Las emociones en el proceso de curación

Emociones que curan

Deepak Chopra fue uno de los primeros médicos que investigó en la capacidad del ser humano en curarse cualquier enfermedad y en generar emociones que curan.

Actualmente, son muchos los médicoemociones que curans que abren el debate sobre la incidencia en las actitudes y las emociones en el proceso de curación de las enfermedades desde la más leves a las más conocidas y temidas. Emociones que curan.

Bruce Lipton, en su libro “La biología de las creencias” habla de la reeducación de las creencias y percepciones limitadoras que condicionan nuestra manera de pensar, sentir, y vivir. Contra LV http://www.lavanguardia.com/lacontra/20110909/54213913374/lo-que-pensamos-varia-nuestra-biologia.html

Por lo que veo, en lo que sí que coinciden muchos profesionales que se dedican a la salud, es que una disposición positiva mejora los índices de superviviencia de las personas que están en tratamiento.

Ante una misma lesión, el resultado clínico en mucho mejor en una persona optimista que además, confía en el tratamiento, que un paciente con actitudes negativas y desconfiadas hacia el tratamiento  y el personal sanitario.

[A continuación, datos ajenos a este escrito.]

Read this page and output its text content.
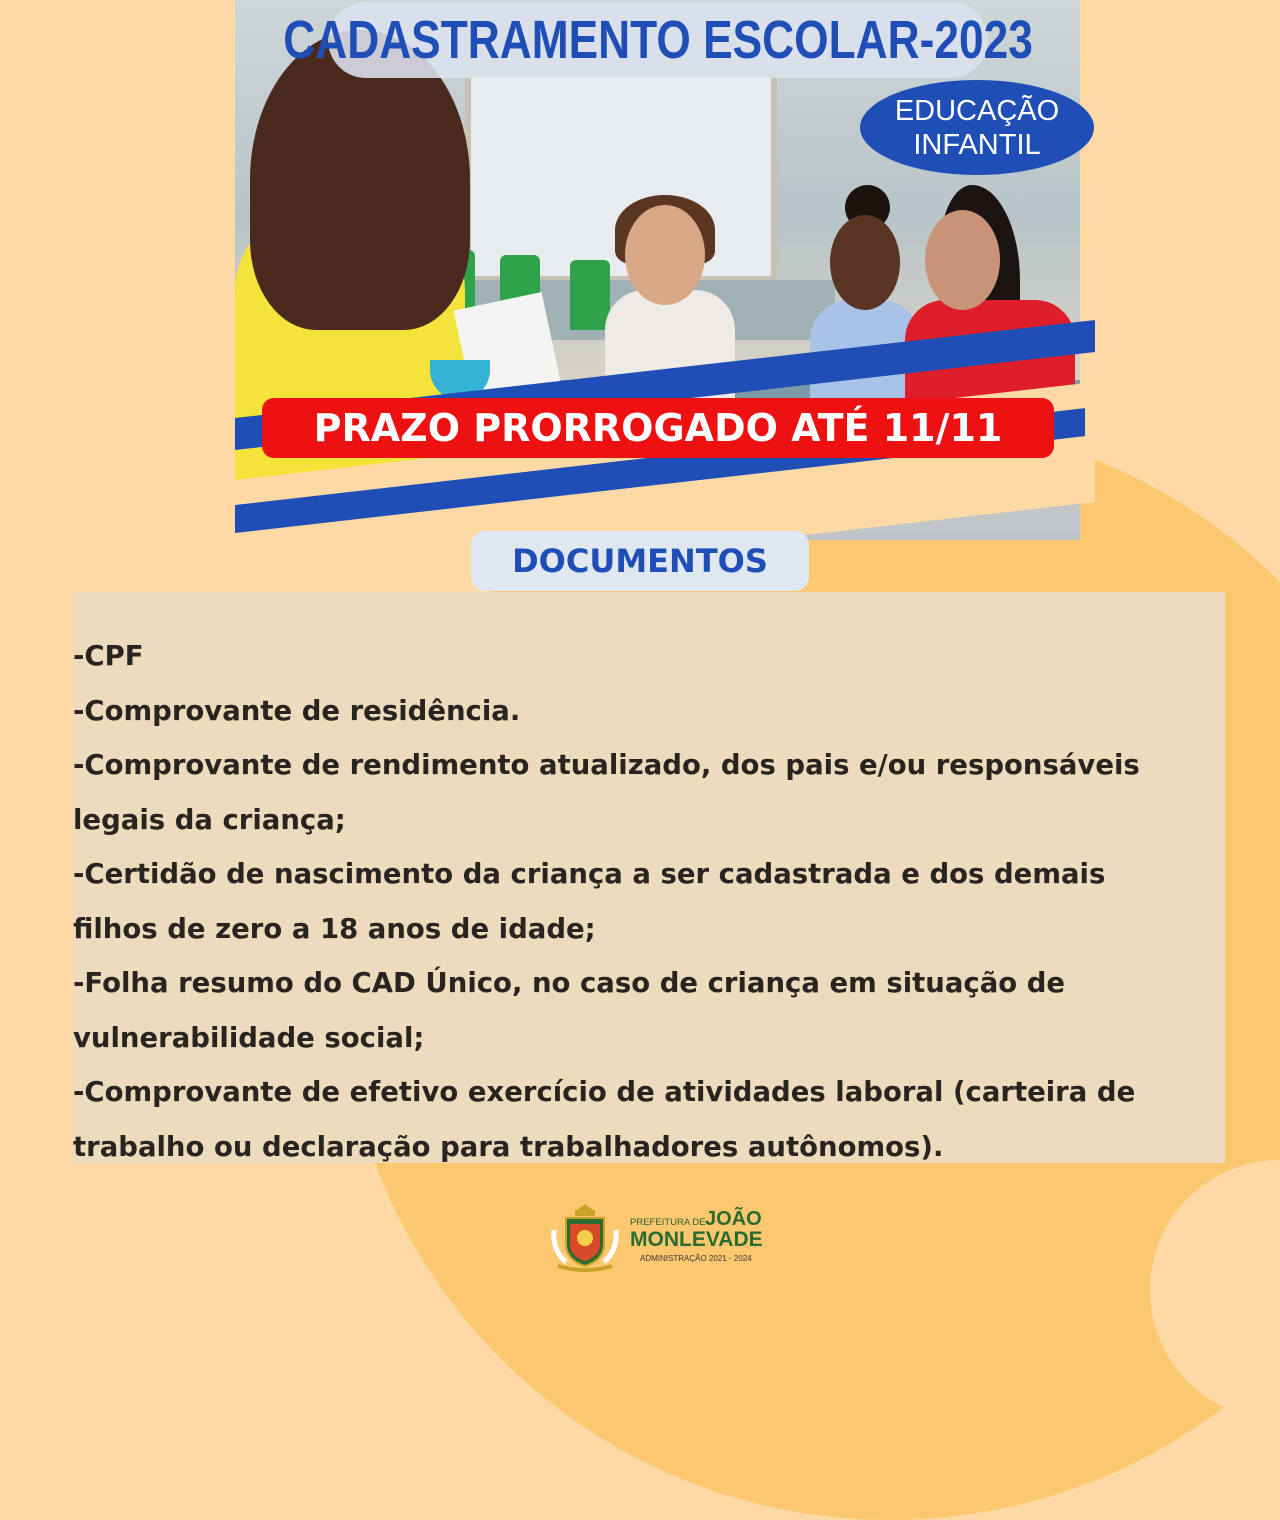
CADASTRAMENTO ESCOLAR-2023
EDUCAÇÃO
INFANTIL
PRAZO PRORROGADO ATÉ 11/11
DOCUMENTOS
-CPF
-Comprovante de residência.
-Comprovante de rendimento atualizado, dos pais e/ou responsáveis
legais da criança;
-Certidão de nascimento da criança a ser cadastrada e dos demais
filhos de zero a 18 anos de idade;
-Folha resumo do CAD Único, no caso de criança em situação de
vulnerabilidade social;
-Comprovante de efetivo exercício de atividades laboral (carteira de
trabalho ou declaração para trabalhadores autônomos).
PREFEITURA DE JOÃO
MONLEVADE
ADMINISTRAÇÃO 2021 - 2024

Por otro lado, es importante no dejarse paralizar por el miedo que puede aparecer después de la información de un diagnostico indeseado, porque ahí se puede activar un mecanismo llamado distrés (respuesta insana al estrés) que provoca que el organismo tenga reacciones soltando al torrente sanguíneo una series de sustancia que a la larga, puede provocar toxemia química promoviendo la acidez sanguínea, depresión, apatía… El medio ácido es donde más probabilidades hay que se desarrollen cédulas cancerígenas.

La interacción de las emociones, acciones, actitudes, con el sistema nervioso, endocrino e inmunológico van a ser claves tanto para el desarrollo de la enfermedad como en procesos curativos.

Dice Luis Aliga, fundador de la clínica del dolor del Hospital de Sant Pau, que la predisposición es fundamental ante situaciones de dolor. Explica que los que tinen menos recursos emocionales para encontrar fuentes de satisfacción, son más sensibles al dolor.

En resumen, las emociones y la actitud pueden ser un herramienta muy valiosa a la hora de contrarrestar un mal diagnóstico y abrirse entonces a vivirse de una manera sana, positiva y esperanzadora, pero desafortunadamente, no siempre se da. Seguro que conocemos a alguien, o bien, nos han contado algún caso que no ha sido así, que el cambio hacia la confianza y la vida saludable no les ha salvado la vida.

De todas formas, concluyo que las enfermedades son una oportunidad para pisar el freno en mucho de los casos, respirar y mirar hacia dentro sin olvidarse de lo que hay fuera, de quién y qué nos acompaña en ese momento y abrazarlo con sensatez, y porque no, con esperanza.